I wanted to at least like our servers. As people they were fine, but as humans working in the hospitality industry, they lacked an understanding of their jobs. Instead of offering eye contact, a semblance of personality, and an ability to offer much more than poorly memorized descriptions of the $30, $40, $50 entrees, they seemed sort of miserable, mechanical, hoping to just get through their night rather than help us enjoy ours.

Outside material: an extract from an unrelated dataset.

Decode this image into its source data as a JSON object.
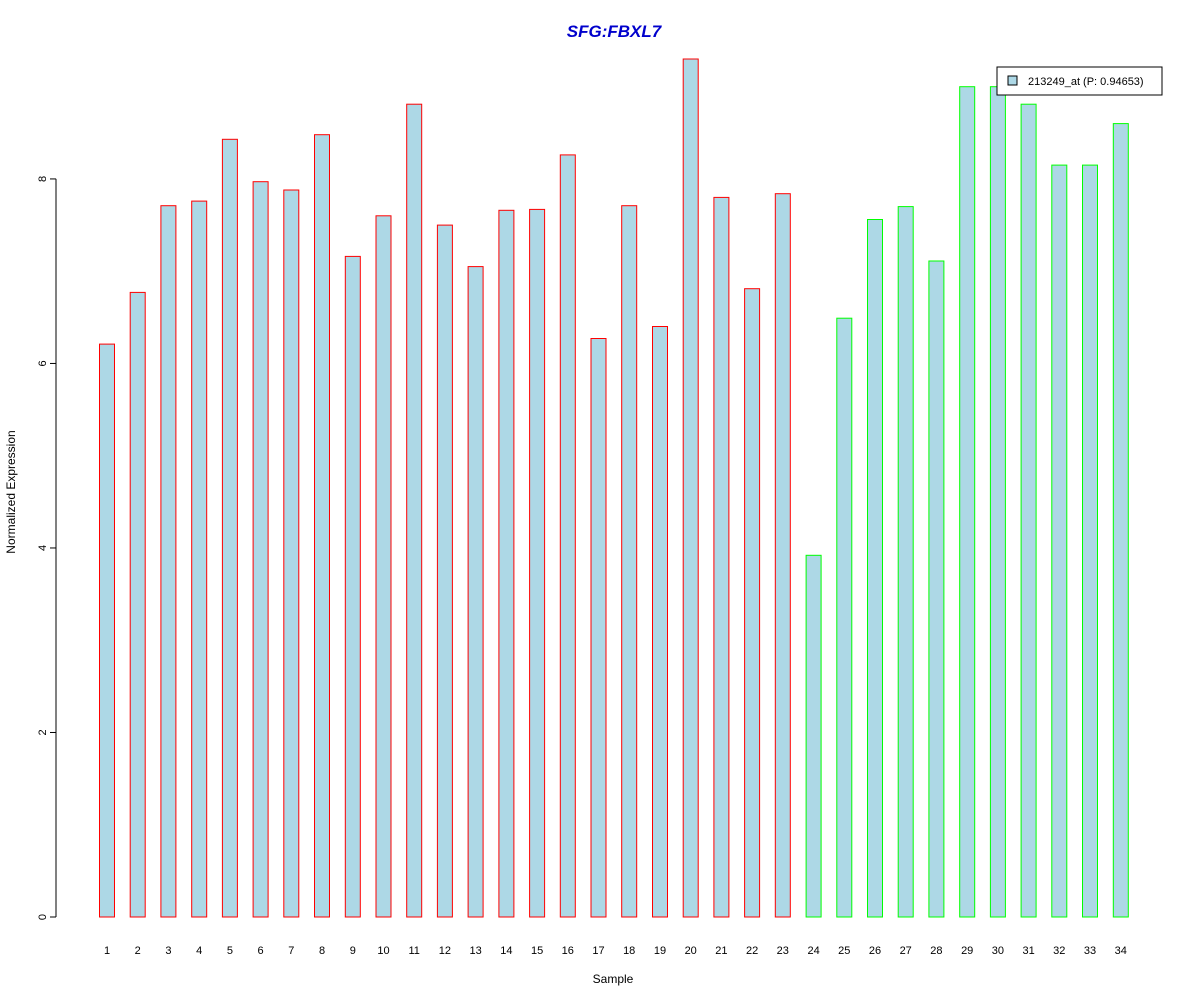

We had a minor issue not worth getting into here, but I’m glad it happened, as it brought over the manager, who was effusive and sincere and expertly handled it. I felt better knowing there was someone working the floor Ayesha would be pleased to know was taking good care of her customers, if she can’t.
Customers who are loyal Curry Family fans, packing the restaurant like it was Warriors stadium, and comprising a crowd equally, and refreshingly, as diverse. Customers who come from around the Bay, if not the country, to support Ayesha and Steph, to soak in their aura, and bask in their glory while shooting Buffalo Trace bourbon picklebacks chased by turmeric-curry-infused pickle juice.
Customers like the couple clad in NBA Finals hoodies we met at the bar. They’d trekked in from Vallejo for happy hour— and left unimpressed, but not unhappy. It’d be hard to be with $3 ponies of Miller High Life and $3.50 apiece ribs and barbecue red-chile-basted oysters. Still, “everything was so salty, I feel all swollen up!” laughed the middle-aged man, puffing out his cheeks. (I couldn’t argue.)
“I guess it was a little more gourmet than ballpark food,” added his wife. “I wouldn’t make a special trip again, but I’m glad we tried it.”
That’s the thing about a celebrity-owned restaurant like International Smoke. It has the easy advantage of getting people in the door, but then the food has to be good enough to bring them back. True sports fans will stand by their team through the ups and the downs. True Ayesha fans may, too. When it comes to restaurants, though — in San Francisco especially — food fans aren’t so forgiving.